Art. 98 - Toda disposição regulamentar em matéria tributária 
será veiculada por Decreto, sendo vedada outras formas, tais como: instruções, 
portarias e ordem de serviços que se enderecem ao conhecimento do contribuinte. 
 
Art. 99 - A municipalidade dará publicidade a todas as leis e 
regulamentos em matéria tributária. 
 CAPÍTULO III 
 DAS CERTIDÕES NEGATIVAS 
Art. 100 - A prova da quitação dos tributos, quando a Lei 
exigir, será feita por certidão negativa, expedida à vista de requerimento do 
interessado. 
Art. 101 - As certidões solicitadas pelos contribuintes serão 
fornecidas pelo prazo improrrogável de 48 ( quarenta e oito ) horas, sob pena de 
advertência ao responsável pelo setor que ultrapassar o prazo previsto, para 
atendimento da solicitação, com prazo de validade de 180 ( cento e oitenta ) dias. 
Parágrafo Único - A expedição de certidão negativa não impede 
a cobrança de débito anterior, posteriormente apurado. 
 CAPÍTULO IV 
 DA SOLIDARIEDADE E DA RESPONSABILIDADE 
Art. 102 - São solidariamente responsável pelo pagamento dos 
impostos imobiliários, bem como pelo cumprimento dos deveres acessórios, os 
condôminos , sócios, espólio, co-possuidores ou comunheiros. 

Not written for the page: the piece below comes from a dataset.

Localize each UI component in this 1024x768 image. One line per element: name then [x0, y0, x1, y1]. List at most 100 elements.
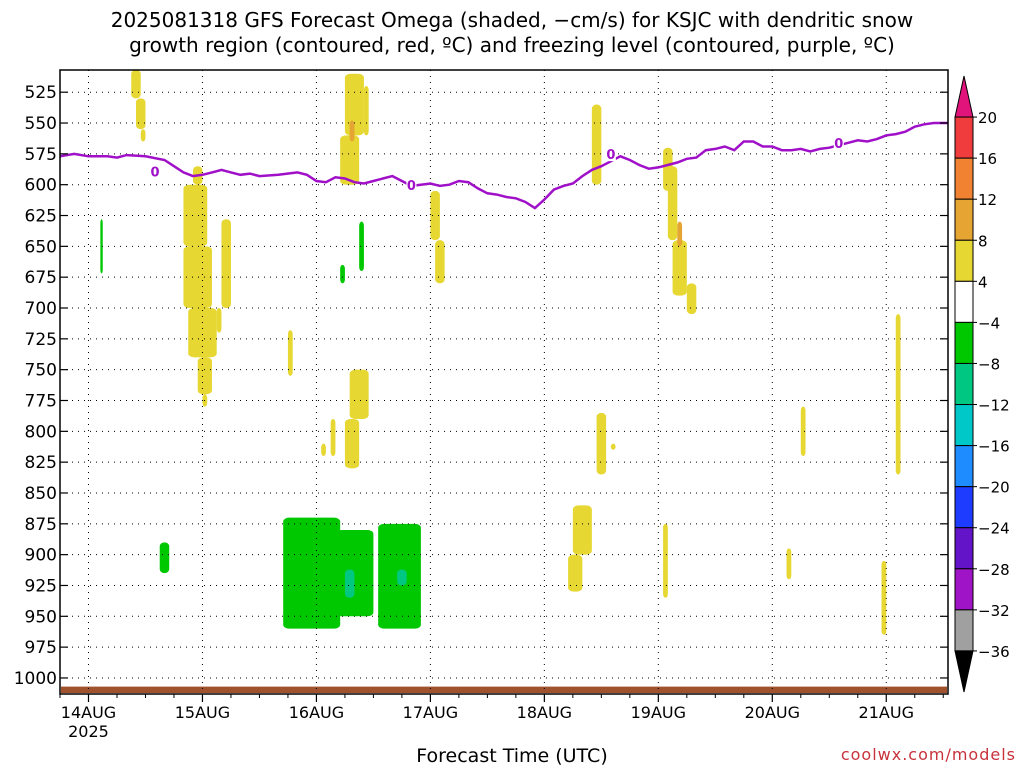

Art. 103 - São responsáveis pelo pagamento dos tributos 
imobiliários os sucessores a qualquer título, bem como o oficial de registro de 
imóveis que registrar alienação sem a juntada da certidão negativa respectiva. 
 CAPÍTULO V 
 DO DOMICÍLIO TRIBUTÁRIO 
Art. 104 - É domicílio tributário, o local onde o contribuinte 
reside ou exerce as suas atividades tributárias. Se se tratar de pessoa jurídica de 
direito público ou privado o local de qualquer de seus estabelecimentos. 
§ 1º - O contribuinte deve comunicar mudança de domicílio ao 
Órgão de Tributação do Município, dentro de 20 ( vinte ) dias da ocorrência do fato, 
sob pena de multa e determinação de ofício do seu domicílio. 
§ 2º - O contribuinte elegerá, de acordo com sua conveniência, 
qualquer local, na área urbana, como seu domicílio tributário, se residir na área rural 
ou fora do Município. 
 TÍTULO VII 
 DA ADMINISTRAÇÃO TRIBUTÁRIA 
 CAPÍTULO ÚNICO 
 DISPOSIÇÕES GERAIS 
Art. 105 - Administração Tributária ou Fisco é a designação 
legal dos órgãos administrativos municipais que devem velar pela observância da 
legislação tributária, cobrir os deveres que a lei impõe ao município e exercer os 
direitos a ele atribuídos. 
§ 1º - A estes órgãos incumbe atualizar os cadastros e livros de 
informações, proceder o levantamento, à cobrança, à escrituração e a contabilidade de 
arrecadação, bem como a fiscalização dos fatos geradores. 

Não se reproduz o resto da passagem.